2009年6月

挨拶の根っこ

学校

  • ある少女と目が合った。照れくさそうに柔らかな笑顔がこぼれ、口元が「おはようございます。」と小さく動いた。こちらもやさしく「おはよう。」と応えた。
  • ある少年は、つかつかと歩み寄り、すっと足を止めた。両足を揃え、背筋を伸ばして、元気な声で「おはようございます。」としっかり礼をした。こちらも大き な声で「おはよう。」と返した。

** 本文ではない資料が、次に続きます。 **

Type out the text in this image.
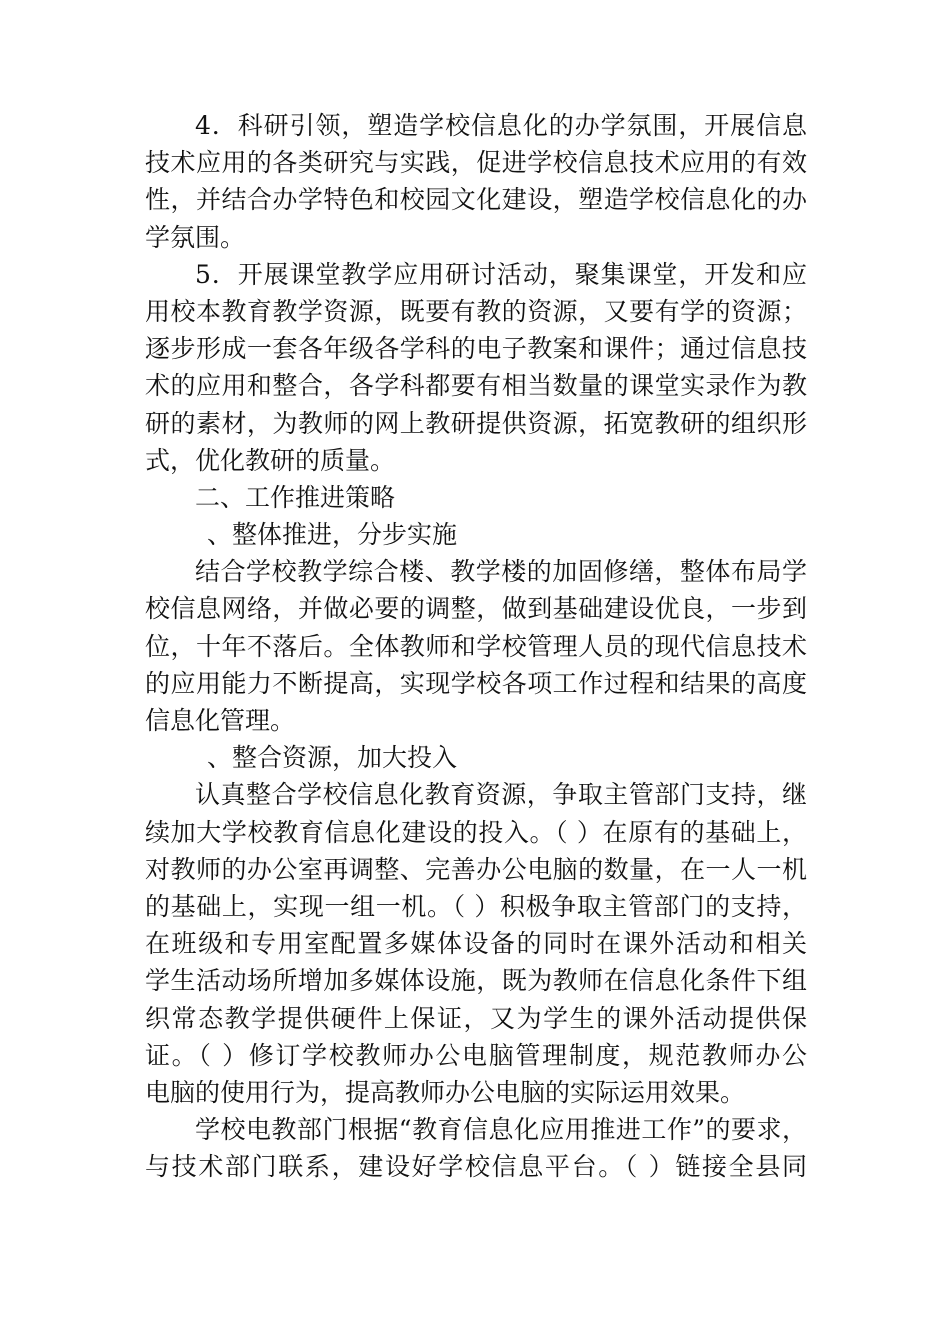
4．科研引领，塑造学校信息化的办学氛围，开展信息
技术应用的各类研究与实践，促进学校信息技术应用的有效
性，并结合办学特色和校园文化建设，塑造学校信息化的办
学氛围。
5．开展课堂教学应用研讨活动，聚集课堂，开发和应
用校本教育教学资源，既要有教的资源，又要有学的资源；
逐步形成一套各年级各学科的电子教案和课件；通过信息技
术的应用和整合，各学科都要有相当数量的课堂实录作为教
研的素材，为教师的网上教研提供资源，拓宽教研的组织形
式，优化教研的质量。
二、工作推进策略
、整体推进，分步实施
结合学校教学综合楼、教学楼的加固修缮，整体布局学
校信息网络，并做必要的调整，做到基础建设优良，一步到
位，十年不落后。全体教师和学校管理人员的现代信息技术
的应用能力不断提高，实现学校各项工作过程和结果的高度
信息化管理。
、整合资源，加大投入
认真整合学校信息化教育资源，争取主管部门支持，继
续加大学校教育信息化建设的投入。（ ）在原有的基础上，
对教师的办公室再调整、完善办公电脑的数量，在一人一机
的基础上，实现一组一机。（ ）积极争取主管部门的支持，
在班级和专用室配置多媒体设备的同时在课外活动和相关
学生活动场所增加多媒体设施，既为教师在信息化条件下组
织常态教学提供硬件上保证，又为学生的课外活动提供保
证。（ ）修订学校教师办公电脑管理制度，规范教师办公
电脑的使用行为，提高教师办公电脑的实际运用效果。
学校电教部门根据“教育信息化应用推进工作”的要求，
与技术部门联系，建设好学校信息平台。（ ）链接全县同
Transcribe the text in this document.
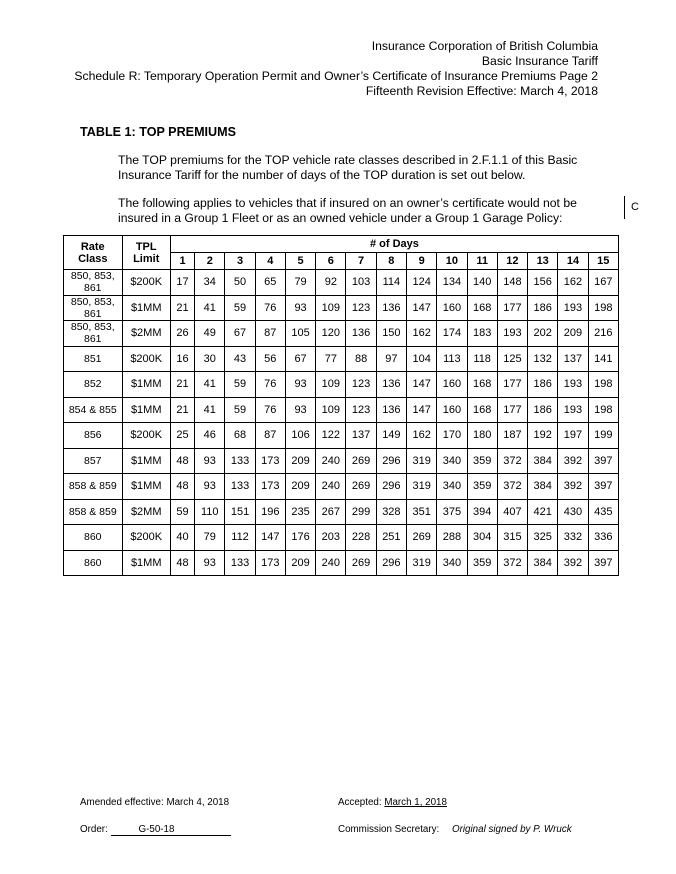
Insurance Corporation of British Columbia
Basic Insurance Tariff
Schedule R: Temporary Operation Permit and Owner’s Certificate of Insurance Premiums Page 2
Fifteenth Revision Effective: March 4, 2018
TABLE 1: TOP PREMIUMS
The TOP premiums for the TOP vehicle rate classes described in 2.F.1.1 of this Basic Insurance Tariff for the number of days of the TOP duration is set out below.
The following applies to vehicles that if insured on an owner’s certificate would not be insured in a Group 1 Fleet or as an owned vehicle under a Group 1 Garage Policy:
C
Rate Class	TPL Limit	# of Days														
		1	2	3	4	5	6	7	8	9	10	11	12	13	14	15
850, 853, 861	$200K	17	34	50	65	79	92	103	114	124	134	140	148	156	162	167
850, 853, 861	$1MM	21	41	59	76	93	109	123	136	147	160	168	177	186	193	198
850, 853, 861	$2MM	26	49	67	87	105	120	136	150	162	174	183	193	202	209	216
851	$200K	16	30	43	56	67	77	88	97	104	113	118	125	132	137	141
852	$1MM	21	41	59	76	93	109	123	136	147	160	168	177	186	193	198
854 & 855	$1MM	21	41	59	76	93	109	123	136	147	160	168	177	186	193	198
856	$200K	25	46	68	87	106	122	137	149	162	170	180	187	192	197	199
857	$1MM	48	93	133	173	209	240	269	296	319	340	359	372	384	392	397
858 & 859	$1MM	48	93	133	173	209	240	269	296	319	340	359	372	384	392	397
858 & 859	$2MM	59	110	151	196	235	267	299	328	351	375	394	407	421	430	435
860	$200K	40	79	112	147	176	203	228	251	269	288	304	315	325	332	336
860	$1MM	48	93	133	173	209	240	269	296	319	340	359	372	384	392	397
Amended effective: March 4, 2018	Accepted: March 1, 2018
Order:	G-50-18	Commission Secretary: Original signed by P. Wruck
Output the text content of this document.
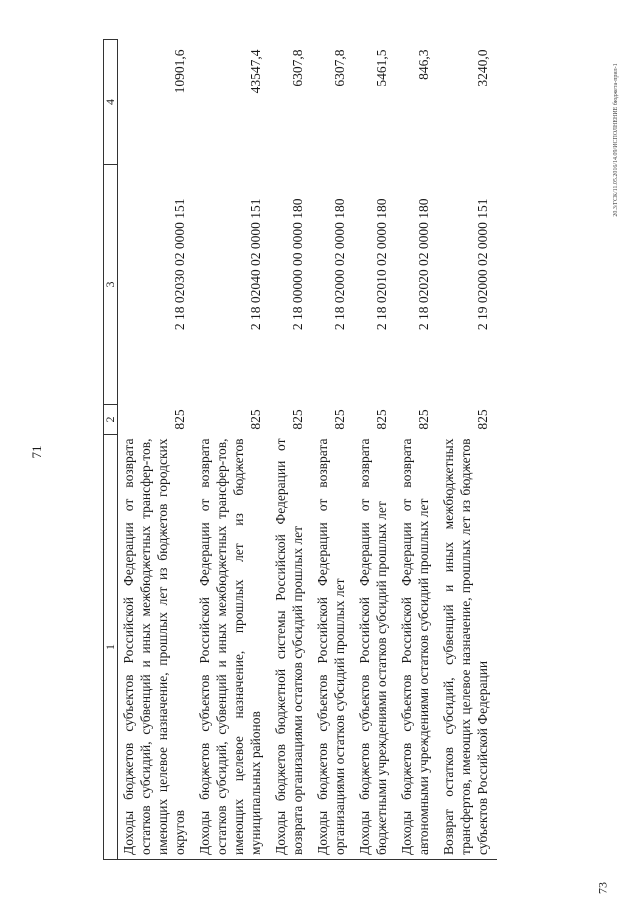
71
73
20.3/ГСК/11.05.2016/14.09/ИСПОЛНЕНИЕ бюджета-прил-1
1	2	3	4
Доходы бюджетов субъектов Российской Федерации от возврата остатков субсидий, субвенций и иных межбюджетных трансфер-тов, имеющих целевое назначение, прошлых лет из бюджетов городских округов	825	2 18 02030 02 0000 151	10901,6
Доходы бюджетов субъектов Российской Федерации от возврата остатков субсидий, субвенций и иных межбюджетных трансфер-тов, имеющих целевое назначение, прошлых лет из бюджетов муниципальных районов	825	2 18 02040 02 0000 151	43547,4
Доходы бюджетов бюджетной системы Российской Федерации от возврата организациями остатков субсидий прошлых лет	825	2 18 00000 00 0000 180	6307,8
Доходы бюджетов субъектов Российской Федерации от возврата организациями остатков субсидий прошлых лет	825	2 18 02000 02 0000 180	6307,8
Доходы бюджетов субъектов Российской Федерации от возврата бюджетными учреждениями остатков субсидий прошлых лет	825	2 18 02010 02 0000 180	5461,5
Доходы бюджетов субъектов Российской Федерации от возврата автономными учреждениями остатков субсидий прошлых лет	825	2 18 02020 02 0000 180	846,3
Возврат остатков субсидий, субвенций и иных межбюджетных трансфертов, имеющих целевое назначение, прошлых лет из бюджетов субъектов Российской Федерации	825	2 19 02000 02 0000 151	3240,0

 このどちらも、さわやかな朝にふさわしい挨拶だと思うのです。でも時に、周りの挨拶の声のシャワーを浴びながらも、無視して通り過ぎていく子にも出会います。その時思うのです。「この子も挨拶の根っこをもっているのだけれど、挨拶のシャワーが苦手なのだ。この子の挨拶の根っこは朝露のように繊細なのだろう。」と……。
 朝の子どもたちは、心にいろんなものを抱えて登校してきます。それらを一旦自分なりにしまい込んで、「今日も頑張ってみよう。」といった思いをいろんな挨拶で表現してくれます。その姿はけなげで、美しくもあります。「精一杯応援してあげたい。」と元気がわいてくる。


色別演技

学校行事

 体育大会の色別演技の時の感動がまだ残っています。
 リーダーを中心に練りに練った色別演技全体から、子どもたちのもっている問題意識・課題意識。そして、それに立ち向かっていくのに必要不可欠なものは何なのかを教えてくれたように思います。
 どの色にも共通していたのは、『闘い』や『葛藤』です。平和な暮らしや豊かな自然に立ちはだかる「敵」。それは、「自分自身」「病気・けが」「破壊」でした。
 そして、そんな「敵」との闘いに勝利し、元の平和を取り戻すために力となるのは、「仲間・友情」「家族愛」「団結」でした。
 子どもたちは、これまでいろんな機会に学んだ知識や価値観をもとに、現代社会の矛盾や課題に気づき、それに対抗し闘うためには何が力となるのかを、彼らなりに見つけたのです。
 このような積み上げが、本校の使命でもある『よりよき社会人・よりよき世界人』の育成につながっていくものと思います。
 ただ、ハッピーエンドを迎えるためには、彼らが乗り越えるべき課題は大きく、行動していく力もまだ十分ではないのかもしれません。その力をつけるために、がんばれ! 松陵中生。